Scientific classification
- Kingdom: Animalia
- Phylum: Chordata
- Class: Aves
- Clade: Strisores
- Order: Apodiformes
- Family: Trochilidae
- Tribe: Lesbiini
- Genus: Taphrolesbia Simon, 1918
- Species: T. griseiventris
- Binomial name: Taphrolesbia griseiventris (Taczanowski, 1883)

= Grey-bellied comet =

- Genus: Taphrolesbia
- Species: griseiventris
- Authority: (Taczanowski, 1883)
- Conservation status: EN
- Parent authority: Simon, 1918

Species of bird

The grey-bellied comet (Taphrolesbia griseiventris) is a species of hummingbird in the family Trochilidae.
It is found only in a few small areas of Peru. Its natural habitats are subtropical or tropical high-altitude shrubland and rural gardens. It is threatened by habitat loss.

==Description==
The grey-bellied comet is a large hummingbird with a long beak and a deeply forked tail, growing to 14 to 17 cm. The upperparts are bronzy-green and the long green tail feathers have orangeish tips. The underparts are grey and the male has a blue throat. The tail of the female is shorter than that of the male. Both sexes have a small white spot behind the eye.

== Habitat ==
The grey-bellied comet has a limited range which contributes to its currently being endangered. The bird has been found living in five separate, but close sites in north central Peru in the Andes mountains. The grey-bellied comet inhabits areas of steep, rocky, and dry slopes with some vegetation. The bird mainly lives at altitudes of 2750 to 3170 m above sea level.

== Ecological role ==
The grey-bellied comet plays a similar role as other hummingbirds in pollinating woody shrubs and trees.
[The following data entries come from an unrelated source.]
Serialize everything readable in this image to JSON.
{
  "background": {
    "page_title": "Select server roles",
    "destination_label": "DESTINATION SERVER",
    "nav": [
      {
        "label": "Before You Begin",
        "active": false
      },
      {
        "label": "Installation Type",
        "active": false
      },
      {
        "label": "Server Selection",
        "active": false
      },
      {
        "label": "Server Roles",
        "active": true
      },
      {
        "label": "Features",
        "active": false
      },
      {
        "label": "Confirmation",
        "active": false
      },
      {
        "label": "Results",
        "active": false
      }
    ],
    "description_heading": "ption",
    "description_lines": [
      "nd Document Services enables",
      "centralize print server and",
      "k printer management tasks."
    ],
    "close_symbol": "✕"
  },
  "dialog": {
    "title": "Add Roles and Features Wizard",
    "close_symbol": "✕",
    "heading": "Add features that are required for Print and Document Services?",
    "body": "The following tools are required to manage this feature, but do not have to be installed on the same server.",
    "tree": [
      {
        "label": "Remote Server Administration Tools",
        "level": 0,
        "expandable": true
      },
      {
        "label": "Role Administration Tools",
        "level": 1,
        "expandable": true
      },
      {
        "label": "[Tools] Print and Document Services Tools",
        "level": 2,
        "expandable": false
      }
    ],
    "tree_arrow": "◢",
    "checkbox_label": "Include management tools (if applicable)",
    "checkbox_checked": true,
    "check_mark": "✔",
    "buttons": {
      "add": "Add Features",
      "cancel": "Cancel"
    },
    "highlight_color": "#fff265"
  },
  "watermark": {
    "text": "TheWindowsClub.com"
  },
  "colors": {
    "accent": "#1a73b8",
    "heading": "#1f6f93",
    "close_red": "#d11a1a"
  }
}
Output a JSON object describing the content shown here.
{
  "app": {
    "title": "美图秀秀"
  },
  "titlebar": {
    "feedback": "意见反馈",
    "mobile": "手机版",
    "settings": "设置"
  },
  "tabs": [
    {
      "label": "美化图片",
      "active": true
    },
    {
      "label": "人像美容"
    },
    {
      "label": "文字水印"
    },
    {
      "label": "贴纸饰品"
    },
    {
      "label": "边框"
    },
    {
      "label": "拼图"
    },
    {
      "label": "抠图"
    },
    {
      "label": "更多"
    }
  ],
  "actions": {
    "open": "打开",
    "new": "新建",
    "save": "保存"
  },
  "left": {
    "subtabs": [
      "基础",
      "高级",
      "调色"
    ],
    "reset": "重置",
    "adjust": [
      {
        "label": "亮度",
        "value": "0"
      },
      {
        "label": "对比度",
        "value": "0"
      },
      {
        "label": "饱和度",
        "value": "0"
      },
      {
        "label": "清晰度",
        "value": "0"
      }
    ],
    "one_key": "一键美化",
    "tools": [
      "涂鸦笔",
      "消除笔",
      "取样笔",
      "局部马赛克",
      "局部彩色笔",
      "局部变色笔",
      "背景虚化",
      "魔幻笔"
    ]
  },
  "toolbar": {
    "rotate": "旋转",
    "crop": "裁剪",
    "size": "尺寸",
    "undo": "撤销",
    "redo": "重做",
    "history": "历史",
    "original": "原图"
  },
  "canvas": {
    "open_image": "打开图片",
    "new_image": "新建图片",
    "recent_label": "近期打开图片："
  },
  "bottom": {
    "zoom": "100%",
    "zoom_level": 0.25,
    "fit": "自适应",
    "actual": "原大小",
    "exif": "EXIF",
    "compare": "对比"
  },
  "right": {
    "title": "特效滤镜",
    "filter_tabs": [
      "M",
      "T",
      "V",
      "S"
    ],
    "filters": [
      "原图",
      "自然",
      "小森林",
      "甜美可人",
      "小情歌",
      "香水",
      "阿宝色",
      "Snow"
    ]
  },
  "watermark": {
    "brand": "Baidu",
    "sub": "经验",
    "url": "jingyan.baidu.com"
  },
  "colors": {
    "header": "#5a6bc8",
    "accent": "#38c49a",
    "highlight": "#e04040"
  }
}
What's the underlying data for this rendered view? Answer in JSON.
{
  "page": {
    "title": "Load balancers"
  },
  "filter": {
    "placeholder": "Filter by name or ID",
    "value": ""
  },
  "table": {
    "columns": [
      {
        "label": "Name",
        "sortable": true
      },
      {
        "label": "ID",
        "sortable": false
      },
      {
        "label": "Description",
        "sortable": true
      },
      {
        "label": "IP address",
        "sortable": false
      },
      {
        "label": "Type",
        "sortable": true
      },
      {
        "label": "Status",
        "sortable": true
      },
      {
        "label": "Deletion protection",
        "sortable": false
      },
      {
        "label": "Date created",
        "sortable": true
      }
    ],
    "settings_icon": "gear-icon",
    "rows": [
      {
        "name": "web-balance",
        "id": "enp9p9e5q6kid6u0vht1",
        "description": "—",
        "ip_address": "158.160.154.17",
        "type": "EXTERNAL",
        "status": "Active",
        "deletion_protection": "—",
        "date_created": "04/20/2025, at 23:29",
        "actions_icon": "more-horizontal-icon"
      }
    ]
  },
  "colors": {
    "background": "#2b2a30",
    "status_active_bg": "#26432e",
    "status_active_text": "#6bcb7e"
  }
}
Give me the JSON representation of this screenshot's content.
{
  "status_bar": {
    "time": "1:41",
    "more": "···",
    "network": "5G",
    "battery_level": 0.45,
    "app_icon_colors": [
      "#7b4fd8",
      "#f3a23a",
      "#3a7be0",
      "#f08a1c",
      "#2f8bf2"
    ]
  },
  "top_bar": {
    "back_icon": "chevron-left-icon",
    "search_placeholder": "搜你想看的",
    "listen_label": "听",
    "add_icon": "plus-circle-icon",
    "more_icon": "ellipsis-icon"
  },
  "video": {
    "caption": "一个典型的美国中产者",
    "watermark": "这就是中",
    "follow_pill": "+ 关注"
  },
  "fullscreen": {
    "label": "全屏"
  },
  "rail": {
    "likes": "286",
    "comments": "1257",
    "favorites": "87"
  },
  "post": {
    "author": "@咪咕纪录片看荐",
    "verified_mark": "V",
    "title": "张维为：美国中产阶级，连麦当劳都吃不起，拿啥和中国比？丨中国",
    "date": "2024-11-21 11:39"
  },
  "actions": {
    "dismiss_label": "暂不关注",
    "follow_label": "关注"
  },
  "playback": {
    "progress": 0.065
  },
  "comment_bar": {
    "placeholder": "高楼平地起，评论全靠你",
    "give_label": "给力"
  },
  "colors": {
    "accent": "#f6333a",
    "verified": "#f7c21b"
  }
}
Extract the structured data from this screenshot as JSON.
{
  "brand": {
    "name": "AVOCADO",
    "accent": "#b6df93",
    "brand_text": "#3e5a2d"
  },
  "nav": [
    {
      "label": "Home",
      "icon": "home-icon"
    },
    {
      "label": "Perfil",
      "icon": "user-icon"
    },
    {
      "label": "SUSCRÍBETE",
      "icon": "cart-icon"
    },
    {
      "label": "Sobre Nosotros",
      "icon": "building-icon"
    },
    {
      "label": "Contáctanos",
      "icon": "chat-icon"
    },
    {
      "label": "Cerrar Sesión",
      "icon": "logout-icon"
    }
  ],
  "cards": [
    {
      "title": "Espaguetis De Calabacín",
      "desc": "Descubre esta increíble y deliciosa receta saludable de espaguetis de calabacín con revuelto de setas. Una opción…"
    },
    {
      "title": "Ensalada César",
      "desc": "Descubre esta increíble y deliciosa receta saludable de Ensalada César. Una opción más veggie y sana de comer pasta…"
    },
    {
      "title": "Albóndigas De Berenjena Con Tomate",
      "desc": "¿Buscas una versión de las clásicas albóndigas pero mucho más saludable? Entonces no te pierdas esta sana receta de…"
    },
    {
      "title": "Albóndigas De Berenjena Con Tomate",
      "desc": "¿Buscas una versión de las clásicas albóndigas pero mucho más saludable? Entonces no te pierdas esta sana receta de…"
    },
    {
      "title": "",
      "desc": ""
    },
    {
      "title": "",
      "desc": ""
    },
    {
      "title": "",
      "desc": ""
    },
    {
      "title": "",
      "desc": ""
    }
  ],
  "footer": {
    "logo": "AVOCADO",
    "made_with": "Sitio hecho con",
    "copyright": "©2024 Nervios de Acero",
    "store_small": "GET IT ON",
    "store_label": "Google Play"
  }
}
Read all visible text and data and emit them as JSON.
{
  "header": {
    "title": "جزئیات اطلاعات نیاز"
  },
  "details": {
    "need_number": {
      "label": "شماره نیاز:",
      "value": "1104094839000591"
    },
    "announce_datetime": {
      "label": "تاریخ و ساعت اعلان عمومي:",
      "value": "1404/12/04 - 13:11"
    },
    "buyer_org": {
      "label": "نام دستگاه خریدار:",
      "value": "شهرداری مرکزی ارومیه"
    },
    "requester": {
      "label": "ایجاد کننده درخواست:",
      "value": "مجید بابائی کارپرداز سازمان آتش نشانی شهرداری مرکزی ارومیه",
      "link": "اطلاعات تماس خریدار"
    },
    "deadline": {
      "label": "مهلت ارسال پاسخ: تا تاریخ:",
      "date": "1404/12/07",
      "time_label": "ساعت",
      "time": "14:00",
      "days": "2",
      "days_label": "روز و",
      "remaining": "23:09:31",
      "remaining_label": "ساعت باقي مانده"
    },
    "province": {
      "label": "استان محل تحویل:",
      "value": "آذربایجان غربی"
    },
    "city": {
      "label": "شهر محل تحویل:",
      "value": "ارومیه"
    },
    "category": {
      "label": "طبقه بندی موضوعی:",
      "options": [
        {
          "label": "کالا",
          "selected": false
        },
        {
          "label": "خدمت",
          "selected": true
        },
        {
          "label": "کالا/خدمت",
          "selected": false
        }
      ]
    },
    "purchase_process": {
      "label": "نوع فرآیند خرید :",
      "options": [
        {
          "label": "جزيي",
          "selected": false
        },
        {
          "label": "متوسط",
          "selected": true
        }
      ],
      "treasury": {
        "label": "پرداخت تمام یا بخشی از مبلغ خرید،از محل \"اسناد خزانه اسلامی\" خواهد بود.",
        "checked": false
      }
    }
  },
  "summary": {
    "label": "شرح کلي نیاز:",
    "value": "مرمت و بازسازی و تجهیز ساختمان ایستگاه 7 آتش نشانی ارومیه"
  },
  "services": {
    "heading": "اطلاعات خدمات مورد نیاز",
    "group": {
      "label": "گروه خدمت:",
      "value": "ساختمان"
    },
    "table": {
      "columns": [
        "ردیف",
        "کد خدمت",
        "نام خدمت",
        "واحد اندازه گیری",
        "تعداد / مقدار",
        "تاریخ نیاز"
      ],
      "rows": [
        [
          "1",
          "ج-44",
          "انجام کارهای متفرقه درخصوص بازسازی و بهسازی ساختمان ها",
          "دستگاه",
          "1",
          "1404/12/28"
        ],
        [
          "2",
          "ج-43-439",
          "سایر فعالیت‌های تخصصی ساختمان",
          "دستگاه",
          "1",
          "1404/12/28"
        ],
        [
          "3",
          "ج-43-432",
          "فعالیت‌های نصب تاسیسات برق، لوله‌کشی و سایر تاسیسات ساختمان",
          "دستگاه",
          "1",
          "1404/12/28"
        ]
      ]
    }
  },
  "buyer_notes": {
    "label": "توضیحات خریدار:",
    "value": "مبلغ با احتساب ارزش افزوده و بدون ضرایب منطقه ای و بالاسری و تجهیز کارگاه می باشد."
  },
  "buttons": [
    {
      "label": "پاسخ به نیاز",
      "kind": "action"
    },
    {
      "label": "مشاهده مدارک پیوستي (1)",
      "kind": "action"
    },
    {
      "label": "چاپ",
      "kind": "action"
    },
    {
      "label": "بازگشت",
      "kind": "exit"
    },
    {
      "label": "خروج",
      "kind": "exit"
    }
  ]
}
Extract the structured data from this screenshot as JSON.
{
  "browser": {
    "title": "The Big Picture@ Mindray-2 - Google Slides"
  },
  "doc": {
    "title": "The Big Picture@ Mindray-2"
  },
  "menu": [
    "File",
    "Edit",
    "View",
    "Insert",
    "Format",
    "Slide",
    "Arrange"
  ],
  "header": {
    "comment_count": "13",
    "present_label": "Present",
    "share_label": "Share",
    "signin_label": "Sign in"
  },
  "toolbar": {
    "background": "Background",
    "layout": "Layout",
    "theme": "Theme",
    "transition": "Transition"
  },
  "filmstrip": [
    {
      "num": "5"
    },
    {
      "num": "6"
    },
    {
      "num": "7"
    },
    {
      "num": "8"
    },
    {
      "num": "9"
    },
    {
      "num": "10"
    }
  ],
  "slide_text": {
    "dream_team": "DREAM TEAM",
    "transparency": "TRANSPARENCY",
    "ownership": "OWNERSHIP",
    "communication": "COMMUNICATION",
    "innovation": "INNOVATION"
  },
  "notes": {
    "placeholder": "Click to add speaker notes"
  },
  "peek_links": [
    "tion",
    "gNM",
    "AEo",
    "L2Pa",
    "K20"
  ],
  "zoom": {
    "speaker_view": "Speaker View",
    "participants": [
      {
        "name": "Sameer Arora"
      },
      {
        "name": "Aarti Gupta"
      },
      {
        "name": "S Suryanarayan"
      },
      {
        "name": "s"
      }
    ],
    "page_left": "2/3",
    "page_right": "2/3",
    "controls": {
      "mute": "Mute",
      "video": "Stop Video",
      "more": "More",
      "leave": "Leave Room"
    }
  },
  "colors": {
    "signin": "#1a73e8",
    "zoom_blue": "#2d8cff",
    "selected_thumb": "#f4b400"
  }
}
== Population and conservation status ==
Estimates in 2012 for the grey-bellied comet put the population at around 375 to 1,499 individual birds. Habitat modification and loss are the largest contributing factor to the species declining population. Human modification to the habitat with agriculture is fragmenting and decreasing the already small portion of land the bird inhabits. The IUCN has listed the bird as being "Endangered".